Extracellular adenosine (ADO) is mainly produced by metabolism of ATP released from astrocytes in the central nervous system and mediates neuroprotective effect under pathological conditions. In the previous study, we showed that fibroblast growth factor 2 (FGF2) upregulates purine metabolic enzymes, ecto-5'-nucleotidase (CD73) and adenosine deaminase (ADA), in rat spinal cord astrocytes. In this study, we investigated the intracellular signaling pathway of CD73 and ADA modulation by FGF2 in astrocytes.

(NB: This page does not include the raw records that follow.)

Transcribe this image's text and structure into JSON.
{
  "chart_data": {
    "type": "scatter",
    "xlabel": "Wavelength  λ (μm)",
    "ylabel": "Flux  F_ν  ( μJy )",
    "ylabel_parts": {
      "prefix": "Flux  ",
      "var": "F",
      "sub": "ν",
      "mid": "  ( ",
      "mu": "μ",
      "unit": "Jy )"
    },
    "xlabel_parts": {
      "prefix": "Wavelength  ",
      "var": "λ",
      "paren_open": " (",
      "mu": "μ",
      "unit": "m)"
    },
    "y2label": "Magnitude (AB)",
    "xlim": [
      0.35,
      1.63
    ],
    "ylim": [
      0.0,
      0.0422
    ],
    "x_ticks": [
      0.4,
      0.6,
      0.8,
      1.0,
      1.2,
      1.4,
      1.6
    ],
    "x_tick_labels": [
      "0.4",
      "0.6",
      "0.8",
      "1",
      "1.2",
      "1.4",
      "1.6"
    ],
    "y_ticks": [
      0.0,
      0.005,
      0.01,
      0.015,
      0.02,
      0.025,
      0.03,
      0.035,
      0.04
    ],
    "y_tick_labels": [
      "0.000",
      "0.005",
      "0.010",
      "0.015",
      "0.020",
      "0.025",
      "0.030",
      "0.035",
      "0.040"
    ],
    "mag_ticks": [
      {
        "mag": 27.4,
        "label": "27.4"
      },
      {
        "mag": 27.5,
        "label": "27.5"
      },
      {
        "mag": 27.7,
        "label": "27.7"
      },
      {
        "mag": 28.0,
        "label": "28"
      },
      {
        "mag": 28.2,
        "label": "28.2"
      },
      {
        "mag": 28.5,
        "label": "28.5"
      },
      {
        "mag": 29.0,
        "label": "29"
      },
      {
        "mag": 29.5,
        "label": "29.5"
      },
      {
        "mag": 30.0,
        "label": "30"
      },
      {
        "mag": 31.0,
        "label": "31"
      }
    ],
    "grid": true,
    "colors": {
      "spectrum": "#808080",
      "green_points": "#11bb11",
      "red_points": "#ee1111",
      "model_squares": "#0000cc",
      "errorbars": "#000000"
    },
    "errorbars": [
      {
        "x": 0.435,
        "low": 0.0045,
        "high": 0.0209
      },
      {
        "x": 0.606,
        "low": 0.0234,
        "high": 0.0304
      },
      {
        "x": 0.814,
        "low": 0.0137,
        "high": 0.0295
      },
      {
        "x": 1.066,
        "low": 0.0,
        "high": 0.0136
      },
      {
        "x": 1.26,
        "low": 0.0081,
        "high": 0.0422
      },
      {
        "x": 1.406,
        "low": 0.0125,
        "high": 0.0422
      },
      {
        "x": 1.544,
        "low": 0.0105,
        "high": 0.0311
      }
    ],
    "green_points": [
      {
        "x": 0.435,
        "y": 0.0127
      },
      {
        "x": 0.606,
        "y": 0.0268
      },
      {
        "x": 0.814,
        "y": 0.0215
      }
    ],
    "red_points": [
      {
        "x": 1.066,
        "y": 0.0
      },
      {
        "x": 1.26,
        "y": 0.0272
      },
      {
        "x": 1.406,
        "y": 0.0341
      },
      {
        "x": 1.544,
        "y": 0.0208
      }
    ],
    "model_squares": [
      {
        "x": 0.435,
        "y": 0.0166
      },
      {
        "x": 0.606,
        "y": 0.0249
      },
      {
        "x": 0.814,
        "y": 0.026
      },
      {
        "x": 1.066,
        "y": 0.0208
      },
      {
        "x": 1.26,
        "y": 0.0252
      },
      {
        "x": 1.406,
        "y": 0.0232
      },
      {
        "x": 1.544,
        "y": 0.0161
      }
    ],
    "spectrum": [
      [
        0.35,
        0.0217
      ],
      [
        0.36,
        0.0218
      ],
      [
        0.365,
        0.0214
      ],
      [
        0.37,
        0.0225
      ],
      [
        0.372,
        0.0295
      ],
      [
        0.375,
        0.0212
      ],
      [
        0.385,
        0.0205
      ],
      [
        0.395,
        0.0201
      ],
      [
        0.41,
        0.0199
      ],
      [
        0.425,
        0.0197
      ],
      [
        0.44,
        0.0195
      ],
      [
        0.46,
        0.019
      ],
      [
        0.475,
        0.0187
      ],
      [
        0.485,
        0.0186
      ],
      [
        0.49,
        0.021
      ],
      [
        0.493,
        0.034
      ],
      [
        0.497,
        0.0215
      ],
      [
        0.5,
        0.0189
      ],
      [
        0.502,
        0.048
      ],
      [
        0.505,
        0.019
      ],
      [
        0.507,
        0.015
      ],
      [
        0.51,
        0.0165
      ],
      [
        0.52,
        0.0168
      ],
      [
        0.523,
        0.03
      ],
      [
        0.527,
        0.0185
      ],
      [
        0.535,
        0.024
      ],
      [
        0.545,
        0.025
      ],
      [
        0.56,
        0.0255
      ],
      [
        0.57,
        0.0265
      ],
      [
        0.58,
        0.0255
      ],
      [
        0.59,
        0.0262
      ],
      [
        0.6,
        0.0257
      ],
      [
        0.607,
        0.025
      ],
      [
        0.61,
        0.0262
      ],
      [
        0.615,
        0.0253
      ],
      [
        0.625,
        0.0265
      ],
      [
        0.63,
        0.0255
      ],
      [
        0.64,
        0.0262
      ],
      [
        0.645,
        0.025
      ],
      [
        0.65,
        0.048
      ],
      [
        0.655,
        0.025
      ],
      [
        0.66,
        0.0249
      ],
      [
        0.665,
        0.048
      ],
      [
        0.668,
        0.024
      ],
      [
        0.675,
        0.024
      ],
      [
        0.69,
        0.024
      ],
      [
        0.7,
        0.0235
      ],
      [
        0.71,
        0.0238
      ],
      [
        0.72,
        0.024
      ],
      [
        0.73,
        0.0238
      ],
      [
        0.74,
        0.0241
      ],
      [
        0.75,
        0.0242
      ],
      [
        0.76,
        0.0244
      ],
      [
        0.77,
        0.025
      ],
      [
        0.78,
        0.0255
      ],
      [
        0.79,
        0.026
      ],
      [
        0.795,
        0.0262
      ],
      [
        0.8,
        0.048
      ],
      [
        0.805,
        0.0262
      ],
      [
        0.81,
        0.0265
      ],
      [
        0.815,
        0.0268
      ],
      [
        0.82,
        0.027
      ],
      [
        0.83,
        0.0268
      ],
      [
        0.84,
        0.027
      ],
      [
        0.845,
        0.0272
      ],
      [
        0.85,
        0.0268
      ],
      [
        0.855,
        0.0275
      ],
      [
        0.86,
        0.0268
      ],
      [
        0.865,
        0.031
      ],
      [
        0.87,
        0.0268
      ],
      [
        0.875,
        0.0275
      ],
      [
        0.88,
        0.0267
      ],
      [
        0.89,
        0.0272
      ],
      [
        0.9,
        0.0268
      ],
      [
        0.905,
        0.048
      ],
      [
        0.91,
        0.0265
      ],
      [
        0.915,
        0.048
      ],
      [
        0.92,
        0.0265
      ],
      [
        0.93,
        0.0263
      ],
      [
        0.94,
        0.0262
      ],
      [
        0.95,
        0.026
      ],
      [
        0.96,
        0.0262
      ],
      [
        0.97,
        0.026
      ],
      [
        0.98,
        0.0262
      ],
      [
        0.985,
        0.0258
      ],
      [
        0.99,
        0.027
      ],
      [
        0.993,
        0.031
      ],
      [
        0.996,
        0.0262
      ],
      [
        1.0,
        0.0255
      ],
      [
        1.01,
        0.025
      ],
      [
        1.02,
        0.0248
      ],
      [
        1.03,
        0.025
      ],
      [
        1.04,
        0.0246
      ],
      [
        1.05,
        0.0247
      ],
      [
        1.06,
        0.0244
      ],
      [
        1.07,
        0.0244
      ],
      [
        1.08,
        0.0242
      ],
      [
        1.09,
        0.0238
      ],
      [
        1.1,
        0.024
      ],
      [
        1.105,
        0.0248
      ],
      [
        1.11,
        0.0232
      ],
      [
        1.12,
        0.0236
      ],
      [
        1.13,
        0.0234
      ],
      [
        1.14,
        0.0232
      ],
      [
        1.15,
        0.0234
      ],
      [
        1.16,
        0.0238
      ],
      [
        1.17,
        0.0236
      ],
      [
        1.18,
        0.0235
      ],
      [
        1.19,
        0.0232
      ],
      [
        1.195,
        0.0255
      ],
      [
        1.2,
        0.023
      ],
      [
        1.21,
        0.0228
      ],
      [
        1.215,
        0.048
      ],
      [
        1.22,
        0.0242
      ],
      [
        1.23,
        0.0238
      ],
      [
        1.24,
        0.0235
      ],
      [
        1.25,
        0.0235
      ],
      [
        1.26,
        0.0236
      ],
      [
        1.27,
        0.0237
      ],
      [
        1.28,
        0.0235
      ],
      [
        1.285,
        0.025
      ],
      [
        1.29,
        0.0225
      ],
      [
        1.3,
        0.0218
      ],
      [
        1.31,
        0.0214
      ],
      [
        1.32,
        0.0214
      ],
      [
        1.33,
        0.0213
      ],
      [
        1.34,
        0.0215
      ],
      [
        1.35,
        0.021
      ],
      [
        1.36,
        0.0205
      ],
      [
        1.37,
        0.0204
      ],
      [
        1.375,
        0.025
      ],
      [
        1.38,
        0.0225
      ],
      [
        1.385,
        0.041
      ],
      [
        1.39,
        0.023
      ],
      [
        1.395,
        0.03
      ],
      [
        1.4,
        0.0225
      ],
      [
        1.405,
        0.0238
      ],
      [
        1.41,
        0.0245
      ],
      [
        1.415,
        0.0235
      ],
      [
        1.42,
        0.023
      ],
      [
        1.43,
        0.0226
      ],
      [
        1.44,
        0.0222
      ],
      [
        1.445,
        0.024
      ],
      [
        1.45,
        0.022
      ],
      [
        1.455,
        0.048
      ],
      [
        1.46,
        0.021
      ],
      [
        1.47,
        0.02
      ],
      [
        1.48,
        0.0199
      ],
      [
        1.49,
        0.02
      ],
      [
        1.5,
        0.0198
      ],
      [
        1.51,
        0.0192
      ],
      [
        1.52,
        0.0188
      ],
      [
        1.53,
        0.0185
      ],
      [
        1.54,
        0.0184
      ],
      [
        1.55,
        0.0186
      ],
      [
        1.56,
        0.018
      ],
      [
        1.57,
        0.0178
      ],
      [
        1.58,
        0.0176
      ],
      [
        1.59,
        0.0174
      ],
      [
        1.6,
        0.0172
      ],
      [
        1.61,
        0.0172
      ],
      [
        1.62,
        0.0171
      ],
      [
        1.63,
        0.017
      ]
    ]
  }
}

Cultured astrocytes isolated from rat spinal cord were treated with FGF2. Enzymatic activity for purine metabolism was measured by incubation with artificial cerebrospinal fluid containing AMP or ADO and measurement of those metabolites with high-performance liquid chromatography. The expressions of CD73 and ADA were measured by western blotting.
In cultured astrocytes, FGF2 increased the expression and activity of CD73 and ADA in a concentration- and time-dependent manner. An FGF receptor inhibitor, SU5402 (5 μM), inhibited the increase in the expression and activity of CD73 and ADA by FGF2. FGF2 increased the phosphorylation of ERK and JNK, which is inhibited by SU5402 and MAPK inhibitors. In addition, U0126 (10 μM), a MEK inhibitor, also inhibited the increase in the expression and activity of CD73 and ADA.
These results indicate that FGF2 upregulates the expression and activity of CD73 and ADA through FGF receptor/MAPK pathway. Furthermore, it is suggested that mainly MEK/ERK pathway contribute to the upregulation of CD73 and ADA.